3. Bring to a boil, removing foam. This is a laborious process. You need a foam remover, which you can buy for a cheap price and is definitely a must for Asian soups. If it reached a rolling boil, then all the foam enteres the soup and it becomes murky. To fix, put over lowest heat or no heat until no more bubbles. You can also add 1/2 cup cold water. Then bring back to a boil over medium high, removing foam. Do not let it reach a rolling boil, so when it boils more you can remove foam on medium. When no more foam comes up, bring to a rolling boil, removing the rest of the foam. The soup should be very clear.
4. Add all of the other ingredients. Some people do not add goji berries yet and wait until the last 15 minutes of cooking. I add at the beginning so I don’t forget them. Sometimes there is more foam that rises. While removing this foam, be careful to not remove any of the ingredients.
5. Finally, cover and simmer over low heat for 3-4 hours (recommended) or at least 1.5 hours (fast version, less restorative but still good and the ginseng should still be soft by then).
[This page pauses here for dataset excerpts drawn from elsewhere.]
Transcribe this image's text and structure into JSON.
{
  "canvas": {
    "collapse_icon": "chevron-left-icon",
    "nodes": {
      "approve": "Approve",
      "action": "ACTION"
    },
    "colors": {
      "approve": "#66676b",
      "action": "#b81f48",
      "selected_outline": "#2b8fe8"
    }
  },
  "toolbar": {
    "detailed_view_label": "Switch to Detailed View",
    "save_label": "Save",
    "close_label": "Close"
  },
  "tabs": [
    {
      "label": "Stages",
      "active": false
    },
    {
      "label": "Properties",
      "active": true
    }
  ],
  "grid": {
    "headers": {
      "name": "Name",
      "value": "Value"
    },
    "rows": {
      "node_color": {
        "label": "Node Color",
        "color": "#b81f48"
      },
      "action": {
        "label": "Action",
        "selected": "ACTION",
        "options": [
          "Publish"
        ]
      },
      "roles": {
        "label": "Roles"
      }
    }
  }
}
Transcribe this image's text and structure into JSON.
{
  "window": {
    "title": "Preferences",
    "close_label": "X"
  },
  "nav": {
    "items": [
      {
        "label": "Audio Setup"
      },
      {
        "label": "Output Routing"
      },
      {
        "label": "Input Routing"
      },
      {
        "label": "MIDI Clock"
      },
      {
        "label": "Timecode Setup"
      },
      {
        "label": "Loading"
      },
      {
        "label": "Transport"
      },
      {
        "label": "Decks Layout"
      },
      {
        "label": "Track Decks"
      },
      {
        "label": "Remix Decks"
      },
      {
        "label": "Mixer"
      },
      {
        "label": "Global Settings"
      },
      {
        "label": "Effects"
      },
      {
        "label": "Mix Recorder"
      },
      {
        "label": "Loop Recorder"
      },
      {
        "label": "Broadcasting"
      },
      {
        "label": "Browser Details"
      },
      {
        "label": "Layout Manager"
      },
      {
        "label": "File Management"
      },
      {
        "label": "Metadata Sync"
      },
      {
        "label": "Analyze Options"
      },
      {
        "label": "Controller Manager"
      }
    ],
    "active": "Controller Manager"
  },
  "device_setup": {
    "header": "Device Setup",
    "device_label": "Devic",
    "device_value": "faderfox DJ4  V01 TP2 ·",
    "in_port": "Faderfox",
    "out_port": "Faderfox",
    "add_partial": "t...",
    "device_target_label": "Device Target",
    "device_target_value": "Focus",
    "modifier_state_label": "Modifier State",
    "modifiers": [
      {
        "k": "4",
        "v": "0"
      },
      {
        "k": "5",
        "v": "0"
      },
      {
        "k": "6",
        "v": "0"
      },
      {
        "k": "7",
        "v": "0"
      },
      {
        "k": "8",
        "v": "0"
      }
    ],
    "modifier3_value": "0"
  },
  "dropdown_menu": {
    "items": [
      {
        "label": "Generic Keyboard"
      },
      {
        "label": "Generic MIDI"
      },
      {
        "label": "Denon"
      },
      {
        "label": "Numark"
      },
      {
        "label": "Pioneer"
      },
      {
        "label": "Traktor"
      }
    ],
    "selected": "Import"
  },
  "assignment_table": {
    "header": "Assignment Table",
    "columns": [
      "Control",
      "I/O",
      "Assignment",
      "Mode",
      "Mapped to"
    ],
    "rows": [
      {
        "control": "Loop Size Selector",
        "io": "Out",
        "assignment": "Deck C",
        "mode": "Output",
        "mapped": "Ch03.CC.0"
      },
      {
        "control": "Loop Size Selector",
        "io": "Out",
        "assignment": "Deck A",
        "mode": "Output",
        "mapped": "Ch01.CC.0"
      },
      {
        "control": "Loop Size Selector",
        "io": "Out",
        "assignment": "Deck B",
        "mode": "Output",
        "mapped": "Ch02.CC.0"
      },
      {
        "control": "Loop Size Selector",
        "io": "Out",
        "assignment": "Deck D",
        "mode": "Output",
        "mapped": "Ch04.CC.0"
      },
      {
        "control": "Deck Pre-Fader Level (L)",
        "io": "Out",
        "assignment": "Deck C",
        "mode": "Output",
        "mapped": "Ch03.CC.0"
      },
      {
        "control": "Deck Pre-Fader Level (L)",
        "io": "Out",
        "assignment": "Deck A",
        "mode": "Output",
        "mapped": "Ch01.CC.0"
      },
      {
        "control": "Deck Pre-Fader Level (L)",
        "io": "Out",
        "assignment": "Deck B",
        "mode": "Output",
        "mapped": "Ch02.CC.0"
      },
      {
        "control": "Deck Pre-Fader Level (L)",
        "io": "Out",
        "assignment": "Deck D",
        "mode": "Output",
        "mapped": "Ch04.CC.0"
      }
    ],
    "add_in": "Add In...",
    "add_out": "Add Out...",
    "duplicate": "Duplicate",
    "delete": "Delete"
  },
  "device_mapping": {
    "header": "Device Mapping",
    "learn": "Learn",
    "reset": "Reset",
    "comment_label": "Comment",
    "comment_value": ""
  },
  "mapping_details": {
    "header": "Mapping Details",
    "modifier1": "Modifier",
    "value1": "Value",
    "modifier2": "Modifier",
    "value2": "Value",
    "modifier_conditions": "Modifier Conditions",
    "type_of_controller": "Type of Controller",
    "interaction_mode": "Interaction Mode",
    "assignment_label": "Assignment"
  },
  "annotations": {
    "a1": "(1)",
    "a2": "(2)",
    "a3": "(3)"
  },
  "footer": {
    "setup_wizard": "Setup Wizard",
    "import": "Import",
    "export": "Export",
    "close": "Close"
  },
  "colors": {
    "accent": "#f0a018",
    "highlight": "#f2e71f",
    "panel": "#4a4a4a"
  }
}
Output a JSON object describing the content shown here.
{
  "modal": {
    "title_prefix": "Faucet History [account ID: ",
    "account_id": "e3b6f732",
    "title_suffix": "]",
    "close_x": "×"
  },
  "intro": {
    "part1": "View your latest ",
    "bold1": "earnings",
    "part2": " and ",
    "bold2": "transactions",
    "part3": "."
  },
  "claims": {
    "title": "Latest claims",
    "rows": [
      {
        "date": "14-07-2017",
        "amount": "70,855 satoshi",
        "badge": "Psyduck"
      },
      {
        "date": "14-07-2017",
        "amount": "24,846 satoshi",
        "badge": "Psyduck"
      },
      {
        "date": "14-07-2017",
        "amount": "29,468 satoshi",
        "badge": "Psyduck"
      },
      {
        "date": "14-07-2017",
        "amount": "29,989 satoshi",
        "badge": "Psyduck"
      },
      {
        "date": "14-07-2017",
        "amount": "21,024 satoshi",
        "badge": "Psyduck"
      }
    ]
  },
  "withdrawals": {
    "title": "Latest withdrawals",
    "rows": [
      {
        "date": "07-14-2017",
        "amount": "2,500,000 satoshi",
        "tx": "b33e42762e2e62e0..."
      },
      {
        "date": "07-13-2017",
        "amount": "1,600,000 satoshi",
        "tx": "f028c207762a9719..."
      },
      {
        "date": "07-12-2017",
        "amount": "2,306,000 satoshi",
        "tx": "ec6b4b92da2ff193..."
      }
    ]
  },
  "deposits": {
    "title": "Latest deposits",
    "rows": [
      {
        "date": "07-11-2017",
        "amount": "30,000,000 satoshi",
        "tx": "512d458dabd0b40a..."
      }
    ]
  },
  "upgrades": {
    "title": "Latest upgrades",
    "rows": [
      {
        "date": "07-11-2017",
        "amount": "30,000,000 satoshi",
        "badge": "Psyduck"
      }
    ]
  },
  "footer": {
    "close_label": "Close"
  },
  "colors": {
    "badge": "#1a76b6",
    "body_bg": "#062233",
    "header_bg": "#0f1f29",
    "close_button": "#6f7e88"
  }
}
6. At the end, try to remove most of the oil with the foam skimmer. This is optional if it is too much work but it is better to have less fat in the soup.
7. Ladle soup into bowls. All of the herbs are edible, but the ginseng is strongly flavored. It is believed to be more effective if eaten. Actually, there is almost no ginseng flavor in the soup itself if you use whole dried roots. So not eating the ginseng is basically a waste. However, I don’t like it. I only like a little ginseng flavor in my soup. After boiling, the ginseng becomes soft so I cut a tiny piece with a spoon and mash it on the bottom of my bowl of soup to release its flavor. So, my parents eat most of the ginseng and I don’t. Definitely the goji berries and red dates should be eaten. Following the Sichuanese tradition, my family drinks soup after eating dinner. In Cantonese households, the soup is drunk during dinnertime. Either is good.
These are the herbs I used today. I do not have dried austragulus so I did not use it. The white colored slices are the dried nagaimo.